Une souplesse très “carrée”

Anne-Sophie Blondel, responsable service employeurs

Une souplesse très “carrée”

Près de Brest, chez Philippe Brothier, les Cerises et les Rubis sont soignées, cueillies et conditionnées à la main. Elles sont gourmandes en main-d’oeuvre, les petites tomates ! Le jeune maraîcher développe des trésors d’organisation pour conjuguer dans ses 2 entreprises, compétence et saisonnalité.

Carte d’identité

• Activité : maraîchage sous serres (tomates : grappe, cerise, rubis…).
• Parcours : installation en 2008 (à Guipavas près de Brest), reprise d’une exploitation de production de tomates sous serres. Fin 2011, reprise d’une 2ème exploitation (à Gouesnou).
• 4,6 ha de serres réparties sur deux exploitations à Guipavas (entreprise individuelle) et à Gouesnou (EARL de Kergontes).
• Main-d’oeuvre : 2 groupements d’employeurs avec 33 salariés ETP ; 60 000 heures de travail.

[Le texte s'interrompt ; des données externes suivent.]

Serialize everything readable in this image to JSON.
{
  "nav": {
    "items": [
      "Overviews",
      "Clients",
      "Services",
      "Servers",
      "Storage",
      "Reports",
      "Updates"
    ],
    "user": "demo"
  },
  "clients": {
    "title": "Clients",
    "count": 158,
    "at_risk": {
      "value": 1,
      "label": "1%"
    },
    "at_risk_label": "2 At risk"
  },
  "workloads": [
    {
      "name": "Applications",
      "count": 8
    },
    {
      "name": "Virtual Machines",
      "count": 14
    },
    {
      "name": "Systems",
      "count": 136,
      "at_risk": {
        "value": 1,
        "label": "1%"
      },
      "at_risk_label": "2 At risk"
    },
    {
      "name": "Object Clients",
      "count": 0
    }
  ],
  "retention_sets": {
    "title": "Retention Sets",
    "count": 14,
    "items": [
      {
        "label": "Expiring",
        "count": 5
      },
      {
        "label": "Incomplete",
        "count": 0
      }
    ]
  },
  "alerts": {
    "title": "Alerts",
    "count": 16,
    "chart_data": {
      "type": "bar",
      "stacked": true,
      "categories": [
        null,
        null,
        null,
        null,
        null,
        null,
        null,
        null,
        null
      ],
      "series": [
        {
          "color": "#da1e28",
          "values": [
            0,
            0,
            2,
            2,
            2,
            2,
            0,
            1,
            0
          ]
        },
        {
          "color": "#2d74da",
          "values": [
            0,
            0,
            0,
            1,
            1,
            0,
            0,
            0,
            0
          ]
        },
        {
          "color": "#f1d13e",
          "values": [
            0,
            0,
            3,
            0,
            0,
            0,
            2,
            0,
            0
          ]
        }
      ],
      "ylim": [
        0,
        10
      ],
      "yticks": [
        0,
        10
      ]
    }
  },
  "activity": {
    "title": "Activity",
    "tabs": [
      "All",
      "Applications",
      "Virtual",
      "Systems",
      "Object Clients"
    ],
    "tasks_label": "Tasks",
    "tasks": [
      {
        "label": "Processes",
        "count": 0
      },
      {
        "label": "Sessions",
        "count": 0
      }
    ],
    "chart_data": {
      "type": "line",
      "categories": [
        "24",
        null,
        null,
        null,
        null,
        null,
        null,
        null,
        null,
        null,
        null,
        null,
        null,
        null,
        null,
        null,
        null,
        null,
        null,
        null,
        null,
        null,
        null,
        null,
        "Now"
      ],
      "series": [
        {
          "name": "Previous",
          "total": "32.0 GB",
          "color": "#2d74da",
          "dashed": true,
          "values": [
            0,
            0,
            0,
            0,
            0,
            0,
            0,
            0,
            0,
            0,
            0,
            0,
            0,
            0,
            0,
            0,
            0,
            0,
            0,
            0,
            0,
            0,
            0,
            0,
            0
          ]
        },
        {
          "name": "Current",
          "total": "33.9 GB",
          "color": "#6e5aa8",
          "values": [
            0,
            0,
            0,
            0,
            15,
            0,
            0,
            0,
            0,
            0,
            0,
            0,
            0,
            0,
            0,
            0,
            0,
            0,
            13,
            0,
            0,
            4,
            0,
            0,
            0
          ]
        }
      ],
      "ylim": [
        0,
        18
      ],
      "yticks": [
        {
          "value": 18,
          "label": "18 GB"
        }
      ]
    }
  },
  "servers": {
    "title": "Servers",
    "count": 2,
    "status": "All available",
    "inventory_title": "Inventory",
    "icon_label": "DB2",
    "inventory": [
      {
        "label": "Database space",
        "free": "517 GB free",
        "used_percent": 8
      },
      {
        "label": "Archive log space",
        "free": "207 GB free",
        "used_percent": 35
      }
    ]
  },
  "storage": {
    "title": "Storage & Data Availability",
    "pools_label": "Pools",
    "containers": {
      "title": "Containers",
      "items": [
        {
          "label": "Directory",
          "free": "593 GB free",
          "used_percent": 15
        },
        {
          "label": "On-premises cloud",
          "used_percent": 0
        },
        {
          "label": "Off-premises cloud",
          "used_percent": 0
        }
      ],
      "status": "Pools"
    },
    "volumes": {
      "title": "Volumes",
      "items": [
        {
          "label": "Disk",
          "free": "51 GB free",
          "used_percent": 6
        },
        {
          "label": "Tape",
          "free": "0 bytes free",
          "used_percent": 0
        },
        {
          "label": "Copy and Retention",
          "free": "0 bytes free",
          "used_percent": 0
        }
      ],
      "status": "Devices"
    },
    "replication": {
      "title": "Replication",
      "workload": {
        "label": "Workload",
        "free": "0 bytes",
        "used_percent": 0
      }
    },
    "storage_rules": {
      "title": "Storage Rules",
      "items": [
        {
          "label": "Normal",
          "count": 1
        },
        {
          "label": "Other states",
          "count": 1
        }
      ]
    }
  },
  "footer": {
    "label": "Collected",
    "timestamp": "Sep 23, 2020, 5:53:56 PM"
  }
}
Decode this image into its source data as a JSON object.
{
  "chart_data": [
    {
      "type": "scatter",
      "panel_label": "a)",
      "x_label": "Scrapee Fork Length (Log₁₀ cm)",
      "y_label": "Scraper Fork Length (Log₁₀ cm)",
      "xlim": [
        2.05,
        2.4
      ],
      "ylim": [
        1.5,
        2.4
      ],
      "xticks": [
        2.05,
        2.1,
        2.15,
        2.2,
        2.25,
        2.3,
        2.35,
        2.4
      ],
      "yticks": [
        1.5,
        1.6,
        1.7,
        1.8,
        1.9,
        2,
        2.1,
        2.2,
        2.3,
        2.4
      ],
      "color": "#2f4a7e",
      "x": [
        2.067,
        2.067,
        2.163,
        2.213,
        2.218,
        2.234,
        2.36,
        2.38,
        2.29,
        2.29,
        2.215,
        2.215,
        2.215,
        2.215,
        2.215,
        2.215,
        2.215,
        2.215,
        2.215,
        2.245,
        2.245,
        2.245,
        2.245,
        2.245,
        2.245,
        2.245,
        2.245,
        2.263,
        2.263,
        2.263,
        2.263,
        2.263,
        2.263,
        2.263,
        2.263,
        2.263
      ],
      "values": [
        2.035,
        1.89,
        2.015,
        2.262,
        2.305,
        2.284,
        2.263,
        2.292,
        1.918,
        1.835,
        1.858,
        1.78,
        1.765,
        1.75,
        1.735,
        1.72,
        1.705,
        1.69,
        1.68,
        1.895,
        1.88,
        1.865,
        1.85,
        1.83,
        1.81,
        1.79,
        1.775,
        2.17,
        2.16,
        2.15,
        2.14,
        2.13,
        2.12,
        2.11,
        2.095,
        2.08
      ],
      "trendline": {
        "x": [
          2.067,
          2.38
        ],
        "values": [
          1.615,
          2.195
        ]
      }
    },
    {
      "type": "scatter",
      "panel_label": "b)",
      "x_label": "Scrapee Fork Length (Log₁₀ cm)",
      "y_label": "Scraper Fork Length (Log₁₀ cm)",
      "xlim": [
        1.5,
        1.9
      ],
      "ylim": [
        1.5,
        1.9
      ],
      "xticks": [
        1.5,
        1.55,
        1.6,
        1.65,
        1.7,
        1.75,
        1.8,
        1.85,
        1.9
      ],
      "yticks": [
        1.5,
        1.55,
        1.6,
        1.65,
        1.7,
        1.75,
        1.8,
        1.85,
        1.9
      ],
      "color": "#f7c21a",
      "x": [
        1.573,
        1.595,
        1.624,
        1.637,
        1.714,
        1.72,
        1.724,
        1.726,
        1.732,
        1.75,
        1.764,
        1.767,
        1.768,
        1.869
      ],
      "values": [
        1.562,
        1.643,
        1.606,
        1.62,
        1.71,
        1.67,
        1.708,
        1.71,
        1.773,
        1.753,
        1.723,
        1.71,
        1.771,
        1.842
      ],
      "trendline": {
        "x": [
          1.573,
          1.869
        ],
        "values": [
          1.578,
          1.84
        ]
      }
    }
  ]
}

Pourquoi la gestion de la maind’oeuvre représente-t-elle un enjeu majeur dans votre métier ?

Philippe Brothier : La productivité du travail joue fortement sur notre rentabilité. Quelques repères vous suffiront pour comprendre. Cultiver 4,6 hectares de serres, cela représente 60 000 heures de travail annuelles. J’ai besoin de 33 salariés équivalents temps plein sur l’année. Les charges de personnel se chiffrent à 20 % du coût de production d’un kilo de tomates. Je dois optimiser ce poste de charges en respectant la réglementation, sans oublier la dimension “management”, pour que chacun sache ce qu’il a à faire, et le fasse bien !

Quelles sont vos principales problématiques ?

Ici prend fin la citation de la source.